For PanelMatch, remember to pass the placebo result via pre_obj:

panel <- PanelMatch::PanelData(sim, "id", "t", "d", "y")
pm    <- PanelMatch::PanelMatch(panel.data = panel, lag = 4, lead = 0:6,
                                refinement.method = "ps.match",
                                size.match = 10, qoi = "att",
                                placebo.test = TRUE,
                                forbid.treatment.reversal = FALSE)
pe    <- PanelMatch::PanelEstimate(pm, panel.data = panel)
pl    <- PanelMatch::placebo_test(pm, panel.data = panel, plot = FALSE)

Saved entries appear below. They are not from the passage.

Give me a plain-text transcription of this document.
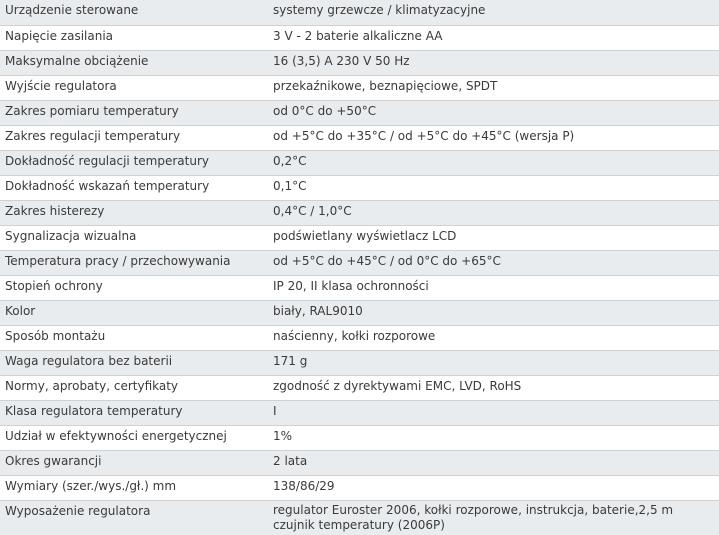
Urządzenie sterowane	systemy grzewcze / klimatyzacyjne
Napięcie zasilania	3 V - 2 baterie alkaliczne AA
Maksymalne obciążenie	16 (3,5) A 230 V 50 Hz
Wyjście regulatora	przekaźnikowe, beznapięciowe, SPDT
Zakres pomiaru temperatury	od 0°C do +50°C
Zakres regulacji temperatury	od +5°C do +35°C / od +5°C do +45°C (wersja P)
Dokładność regulacji temperatury	0,2°C
Dokładność wskazań temperatury	0,1°C
Zakres histerezy	0,4°C / 1,0°C
Sygnalizacja wizualna	podświetlany wyświetlacz LCD
Temperatura pracy / przechowywania	od +5°C do +45°C / od 0°C do +65°C
Stopień ochrony	IP 20, II klasa ochronności
Kolor	biały, RAL9010
Sposób montażu	naścienny, kołki rozporowe
Waga regulatora bez baterii	171 g
Normy, aprobaty, certyfikaty	zgodność z dyrektywami EMC, LVD, RoHS
Klasa regulatora temperatury	I
Udział w efektywności energetycznej	1%
Okres gwarancji	2 lata
Wymiary (szer./wys./gł.) mm	138/86/29
Wyposażenie regulatora	regulator Euroster 2006, kołki rozporowe, instrukcja, baterie,2,5 m czujnik temperatury (2006P)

tidy_pm <- as_nabs_event_study(pe, pre_obj = pl)

Naive TWFE reference

For a visual baseline, fit a naive TWFE event study with fixest:

ref <- naive_twfe(sim, outcome = "y", treatment = "d",
                  unit = "id", time = "t",
                  lags = 4, leads = 6)

The reference is the leads and lags of the treatment (a distributed-lag specification in levels), defined relative to a treatment change rather than to a single absorbing onset, so it handles the on/off treatment simulated above rather than assuming a single absorbing onset. It is still intended only as a reference: it is not robust to treatment-effect heterogeneity – which is the point. Showing it next to the robust estimators makes the correction visible.

Plot

nabs_event_plot(
  res_dcdh$tidy, res_pm$tidy, res_ife$tidy,
  reference = ref,
  xlim = c(-4, 6),
  ylim = c(-1, 2),
  ylab = "Effect on y"
)

Default prepost_color overlay of three estimators vs naive TWFE

The reference series is drawn in grey20 (configurable via reference_color) and dashed, so it sits visually behind the main estimators. Pre-treatment periods get round markers; post-treatment get triangles. Each method gets its own color pair; the default palette is patterned after the conventions in applied DCDH/PanelMatch papers, with red shades pre and blue/green post.

Plot styles

nabs_event_plot() offers two ways to encode the pre/post distinction, plus an option to join point estimates with a thin line. With style = "method_shape", color encodes the method only and the pre/post split is carried by marker shape (hollow circles pre, filled triangles post), which reads cleanly in grayscale:

method_shape style: color by method, shape by pre/post

nabs_event_plot(res_dcdh$tidy, res_pm$tidy, res_ife$tidy, reference = ref,
                style = "method_shape")

Set connect = TRUE (works with either style) to join each series’ point estimates with a thin line through the full path:

method_shape style with connected point estimates

nabs_event_plot(res_dcdh$tidy, res_pm$tidy, res_ife$tidy, reference = ref,
                style = "method_shape", connect = TRUE)

Schema

Every tidier returns a tibble with the same columns:

column type description
time int Relative period (0 = treatment onset).
estimate num Point estimate.
std.error num Standard error (may be NA).
conf.low num Lower CI bound.
conf.high num Upper CI bound.
window chr "pre" if time < 0, else "post".
method chr "DCDH", "PanelMatch", "IFE", "TWFE", or custom.
outcome chr Outcome variable name.

Anything you can coerce to a data frame with at least time and estimate columns can also flow through as_nabs_event_study(). This makes it easy to plug in additional estimators later – write a one-line method that pulls the right slots, and the plotting code keeps working.